By the way, did you see my last comment about San Francisco?

Anonymous said...

I should also say: as people go, I am pretty willing to step up and be a grownup, even when other people aren't. But I am just about at the end of my rope. What that means, in practical terms, is that while early in the 90s I was willing to put various plans on hold for the sake of the country and its fiscal stability, I now think: Democrats' willingness to be sane and fiscally responsible just enables the Republicans. I am not willing to play that game. So don't count on me to think that universal health insurance is something we just can't afford any more.

The Democratic Party is the sober responsible spouse who continually cleans up after the out-of-control drunken asshole Republican Party spouse who crashes the car, fucks the babysitter, blows out all the credit cards, and then cries: "It wasn't my fault; you should have stopped me!"

belledame222 said...

yeah, at a certain point one asks whether this marriage can be saved. and at minimum stops enabling the abuse.
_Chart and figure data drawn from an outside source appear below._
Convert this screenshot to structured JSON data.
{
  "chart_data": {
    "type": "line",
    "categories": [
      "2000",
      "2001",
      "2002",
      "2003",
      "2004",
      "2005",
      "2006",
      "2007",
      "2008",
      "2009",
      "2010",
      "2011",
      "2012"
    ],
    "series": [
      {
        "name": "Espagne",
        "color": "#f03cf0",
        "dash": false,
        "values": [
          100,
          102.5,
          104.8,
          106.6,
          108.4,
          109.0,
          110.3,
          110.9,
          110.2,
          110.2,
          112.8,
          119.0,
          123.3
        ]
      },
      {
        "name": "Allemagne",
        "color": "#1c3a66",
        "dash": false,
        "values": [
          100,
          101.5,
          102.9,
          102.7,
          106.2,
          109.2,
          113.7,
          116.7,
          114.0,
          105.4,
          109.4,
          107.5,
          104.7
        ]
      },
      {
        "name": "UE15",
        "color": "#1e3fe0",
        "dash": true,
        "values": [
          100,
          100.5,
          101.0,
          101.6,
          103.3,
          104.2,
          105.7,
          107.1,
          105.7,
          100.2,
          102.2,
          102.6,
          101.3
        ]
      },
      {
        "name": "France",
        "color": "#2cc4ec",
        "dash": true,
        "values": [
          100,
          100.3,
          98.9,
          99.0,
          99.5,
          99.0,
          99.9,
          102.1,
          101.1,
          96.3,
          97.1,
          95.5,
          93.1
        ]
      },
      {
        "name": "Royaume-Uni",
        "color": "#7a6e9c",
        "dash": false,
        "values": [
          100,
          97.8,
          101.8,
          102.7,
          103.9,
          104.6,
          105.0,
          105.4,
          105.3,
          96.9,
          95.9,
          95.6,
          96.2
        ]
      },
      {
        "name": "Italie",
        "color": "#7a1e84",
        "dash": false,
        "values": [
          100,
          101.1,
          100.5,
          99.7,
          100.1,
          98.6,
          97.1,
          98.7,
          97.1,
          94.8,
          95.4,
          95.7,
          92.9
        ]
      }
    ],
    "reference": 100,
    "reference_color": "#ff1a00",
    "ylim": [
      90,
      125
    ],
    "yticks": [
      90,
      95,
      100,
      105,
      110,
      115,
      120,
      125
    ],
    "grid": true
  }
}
actually I've often thought this is part of why people get angrier at the Democrats than at the Republicans: it's similar to the dynamic where people get angrier at the "good" parent who sits by and does nothing. because they're supposed to know better, unlike the abuser, and also it's less scary to take out the anger on them, and also they seem weak.

Nick: email sent.

belledame222 said...

mhm. also sounds more convincing when sie says that sie is actually the victimized/long-suffering one, and the spouse is the one making all the trouble. because sie -believes- it.